James McWilliams

James McWilliams, photoProfessor of Practice
Office: TMH - 107

E-mail: jm71@txstate.edu
Phone: 512.245.3455

Curriculum Vitae

Comprehensive Bibliography

Courses Taught

HIST 1310 | America to 1877
This lecture-based course surveys the major themes and events in American history from the pre-Columbian era to Reconstruction. An overview of the overlapping political, cultural, social, and intellectual trends in American life encourages students to learn a critical approach to understanding change over time. Based in the premise that a diversity of voices has articulated the past, students will explore the broad contours of historical development through a wide range of perspectives.

HIST 1320 | America From 1877 to the Present
This lecture-based course surveys the major themes and events in American history from Reconstruction to the present. An overview of the overlapping political, cultural, social, and intellectual trends in American life encourages students to learn a critical approach to understanding change over time. Based in the premise that a diversity of voices has articulated the past, students will explore the broad contours of historical development through a wide range of perspectives.

HIST 3342 | Social and Intellectual History of the US
The course surveys the defining trends in American social, intellectual, and cultural life as America evolved from a settlement society into a powerful nation.

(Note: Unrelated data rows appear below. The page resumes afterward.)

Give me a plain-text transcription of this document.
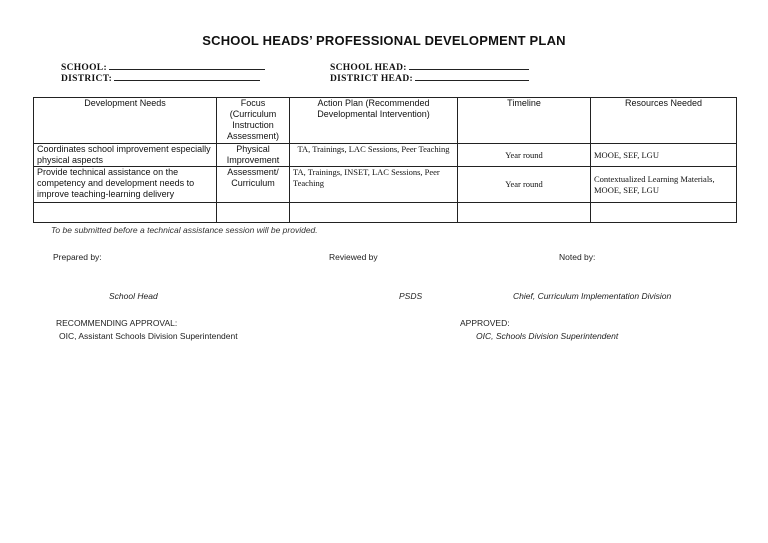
SCHOOL HEADS’ PROFESSIONAL DEVELOPMENT PLAN
SCHOOL:
DISTRICT:
SCHOOL HEAD:
DISTRICT HEAD:
Development Needs	Focus (Curriculum Instruction Assessment)	Action Plan (Recommended Developmental Intervention)	Timeline	Resources Needed
Coordinates school improvement especially physical aspects	Physical Improvement	TA, Trainings, LAC Sessions, Peer Teaching	Year round	MOOE, SEF, LGU
Provide technical assistance on the competency and development needs to improve teaching-learning delivery	Assessment/ Curriculum	TA, Trainings, INSET, LAC Sessions, Peer Teaching	Year round	Contextualized Learning Materials, MOOE, SEF, LGU

To be submitted before a technical assistance session will be provided.
Prepared by:	Reviewed by	Noted by:
School Head	PSDS	Chief, Curriculum Implementation Division
RECOMMENDING APPROVAL:
OIC, Assistant Schools Division Superintendent
APPROVED:
OIC, Schools Division Superintendent
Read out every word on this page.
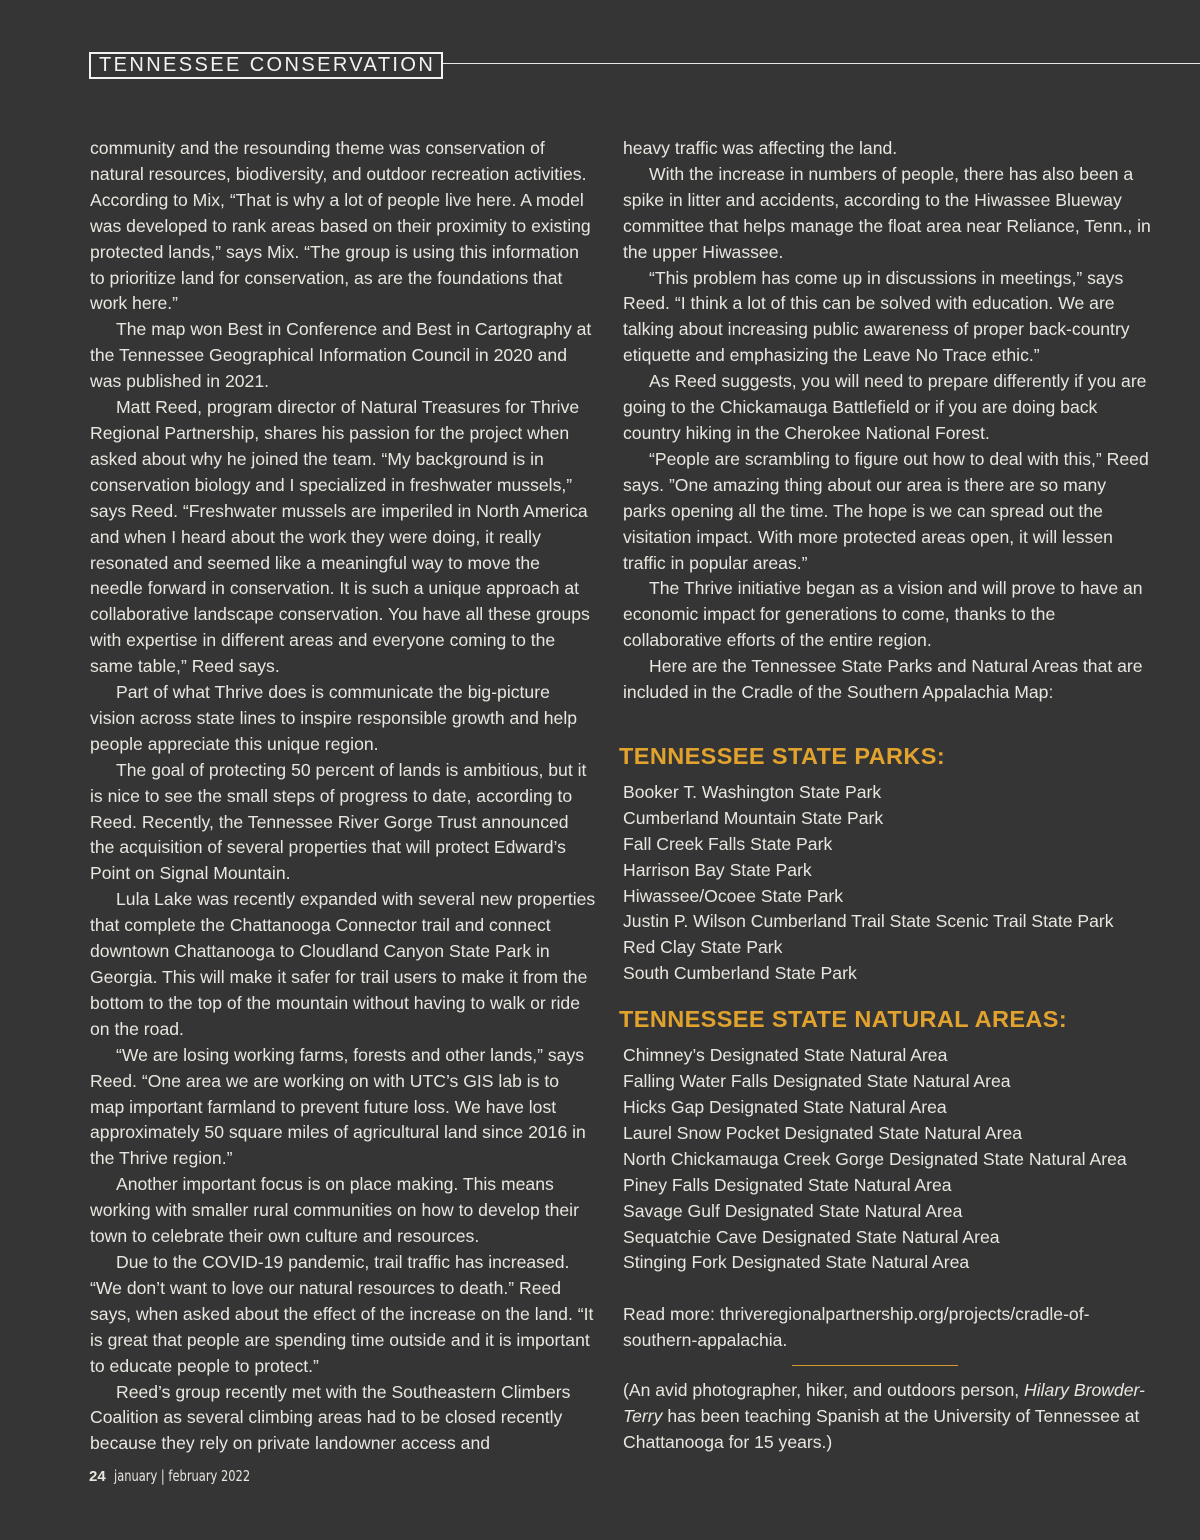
TENNESSEE CONSERVATION

community and the resounding theme was conservation of natural resources, biodiversity, and outdoor recreation activities. According to Mix, “That is why a lot of people live here. A model was developed to rank areas based on their proximity to existing protected lands,” says Mix. “The group is using this information to prioritize land for conservation, as are the foundations that work here.”

The map won Best in Conference and Best in Cartography at the Tennessee Geographical Information Council in 2020 and was published in 2021.

Matt Reed, program director of Natural Treasures for Thrive Regional Partnership, shares his passion for the project when asked about why he joined the team. “My background is in conservation biology and I specialized in freshwater mussels,” says Reed. “Freshwater mussels are imperiled in North America and when I heard about the work they were doing, it really resonated and seemed like a meaningful way to move the needle forward in conservation. It is such a unique approach at collaborative landscape conservation. You have all these groups with expertise in different areas and everyone coming to the same table,” Reed says.

Part of what Thrive does is communicate the big-picture vision across state lines to inspire responsible growth and help people appreciate this unique region.

The goal of protecting 50 percent of lands is ambitious, but it is nice to see the small steps of progress to date, according to Reed. Recently, the Tennessee River Gorge Trust announced the acquisition of several properties that will protect Edward’s Point on Signal Mountain.

Lula Lake was recently expanded with several new properties that complete the Chattanooga Connector trail and connect downtown Chattanooga to Cloudland Canyon State Park in Georgia. This will make it safer for trail users to make it from the bottom to the top of the mountain without having to walk or ride on the road.

“We are losing working farms, forests and other lands,” says Reed. “One area we are working on with UTC’s GIS lab is to map important farmland to prevent future loss. We have lost approximately 50 square miles of agricultural land since 2016 in the Thrive region.”

Another important focus is on place making. This means working with smaller rural communities on how to develop their town to celebrate their own culture and resources.

Due to the COVID-19 pandemic, trail traffic has increased. “We don’t want to love our natural resources to death.” Reed says, when asked about the effect of the increase on the land. “It is great that people are spending time outside and it is important to educate people to protect.”

Reed’s group recently met with the Southeastern Climbers Coalition as several climbing areas had to be closed recently because they rely on private landowner access and

heavy traffic was affecting the land.

With the increase in numbers of people, there has also been a spike in litter and accidents, according to the Hiwassee Blueway committee that helps manage the float area near Reliance, Tenn., in the upper Hiwassee.

“This problem has come up in discussions in meetings,” says Reed. “I think a lot of this can be solved with education. We are talking about increasing public awareness of proper back-country etiquette and emphasizing the Leave No Trace ethic.”

As Reed suggests, you will need to prepare differently if you are going to the Chickamauga Battlefield or if you are doing back country hiking in the Cherokee National Forest.

“People are scrambling to figure out how to deal with this,” Reed says. ”One amazing thing about our area is there are so many parks opening all the time. The hope is we can spread out the visitation impact. With more protected areas open, it will lessen traffic in popular areas.”

The Thrive initiative began as a vision and will prove to have an economic impact for generations to come, thanks to the collaborative efforts of the entire region.

Here are the Tennessee State Parks and Natural Areas that are included in the Cradle of the Southern Appalachia Map:

TENNESSEE STATE PARKS:
Booker T. Washington State Park
Cumberland Mountain State Park
Fall Creek Falls State Park
Harrison Bay State Park
Hiwassee/Ocoee State Park
Justin P. Wilson Cumberland Trail State Scenic Trail State Park
Red Clay State Park
South Cumberland State Park
TENNESSEE STATE NATURAL AREAS:
Chimney’s Designated State Natural Area
Falling Water Falls Designated State Natural Area
Hicks Gap Designated State Natural Area
Laurel Snow Pocket Designated State Natural Area
North Chickamauga Creek Gorge Designated State Natural Area
Piney Falls Designated State Natural Area
Savage Gulf Designated State Natural Area
Sequatchie Cave Designated State Natural Area
Stinging Fork Designated State Natural Area

Read more: thriveregionalpartnership.org/projects/cradle-of-southern-appalachia.

(An avid photographer, hiker, and outdoors person, Hilary Browder-Terry has been teaching Spanish at the University of Tennessee at Chattanooga for 15 years.)

24 january | february 2022
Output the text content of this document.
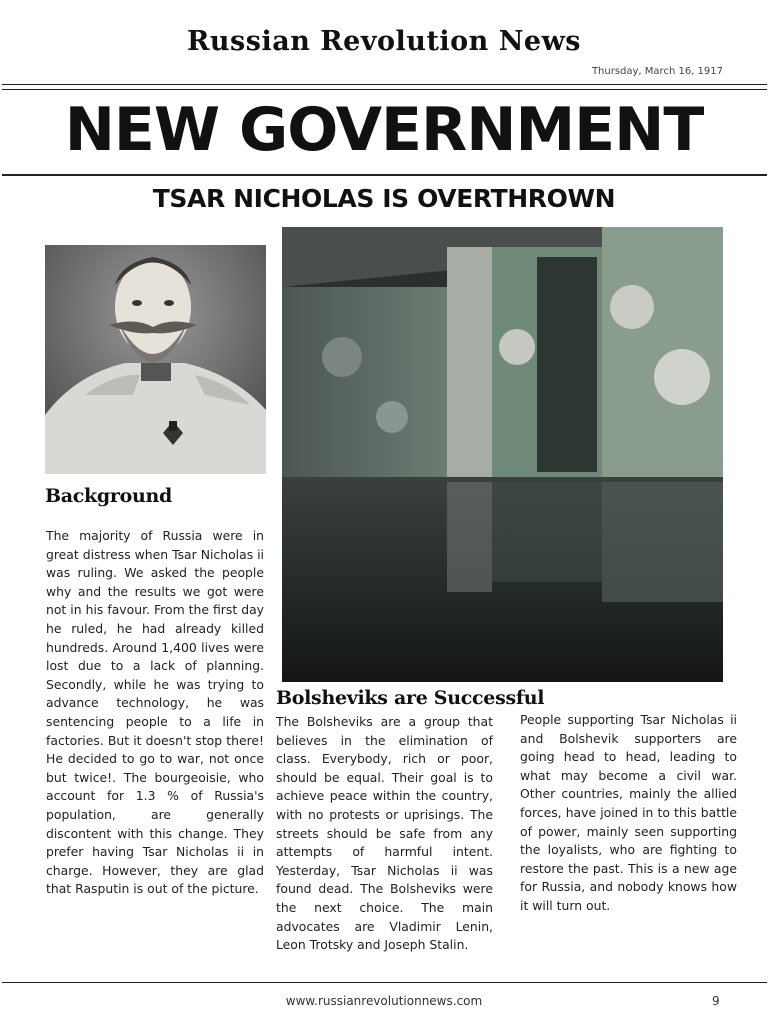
Russian Revolution News
Thursday, March 16, 1917
NEW GOVERNMENT
TSAR NICHOLAS IS OVERTHROWN
Background
The majority of Russia were in great distress when Tsar Nicholas ii was ruling. We asked the people why and the results we got were not in his favour. From the first day he ruled, he had already killed hundreds. Around 1,400 lives were lost due to a lack of planning. Secondly, while he was trying to advance technology, he was sentencing people to a life in factories. But it doesn't stop there! He decided to go to war, not once but twice!. The bourgeoisie, who account for 1.3 % of Russia's population, are generally discontent with this change. They prefer having Tsar Nicholas ii in charge. However, they are glad that Rasputin is out of the picture.
Bolsheviks are Successful
The Bolsheviks are a group that believes in the elimination of class. Everybody, rich or poor, should be equal. Their goal is to achieve peace within the country, with no protests or uprisings. The streets should be safe from any attempts of harmful intent. Yesterday, Tsar Nicholas ii was found dead. The Bolsheviks were the next choice. The main advocates are Vladimir Lenin, Leon Trotsky and Joseph Stalin.
People supporting Tsar Nicholas ii and Bolshevik supporters are going head to head, leading to what may become a civil war. Other countries, mainly the allied forces, have joined in to this battle of power, mainly seen supporting the loyalists, who are fighting to restore the past. This is a new age for Russia, and nobody knows how it will turn out.
www.russianrevolutionnews.com	9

Special attention is paid to the issue of how Americans envisioned themselves, their culture, and their leaders, and how they turned those visions into "usable myths" that are still with us today. There are no exams but students can expect several formal writing assignments. An emphasis on clear and concise historical writing will be especially enforced.

The American Revolutionary Era
This course examines the American Revolutionary Era (1763-1789) through a scope wide enough to include the British colonial and early American periods. Weekly lectures, primary documents, and five secondary texts place the pivotal events of the Revolutionary generation into a larger context of historical change. Wednesdays will consist of lectures. Mondays will be dedicated to discussion of the assigned readings for that week.

HIST 5313 | Graduate Seminar in Early American History
This reading seminar introduces graduate students to a small sampling of the most influential and innovative scholarship done by historians of colonial British America over the past thirty years. Meetings will focus on a selection of defining historiographical questions, themes, and problems raised by a generation of American historians who have collectively reinvigorated the study of colonial America (after decades of neglect). While we will closely study the work of individual historians, I hope that we will also draw larger conclusions about the North American societies (society?) that comprised the first British Empire.

HON 1390 | The Evolution of American Culture (1587-1850)
This course, originally designed by Dr. Bill Liddle (professor emeritus), explores the pivotal changes and continuities in American culture from its British American inception to the eve of the Civil War. Through an interdisciplinary look at social structure, political theory and practice, religion, literature, and economic development, you will interpret and synthesize a very large amount of information. Generally speaking, our goals in this class are to become critical readers, analytic thinkers, and concise writers. The experience of meeting these expectations might very well be the most demanding academic challenge that you have yet encountered. In mastering them, however, you will equip yourself with the skills to make your tenure at this university, and in the Honors Program, an intellectually rewarding one.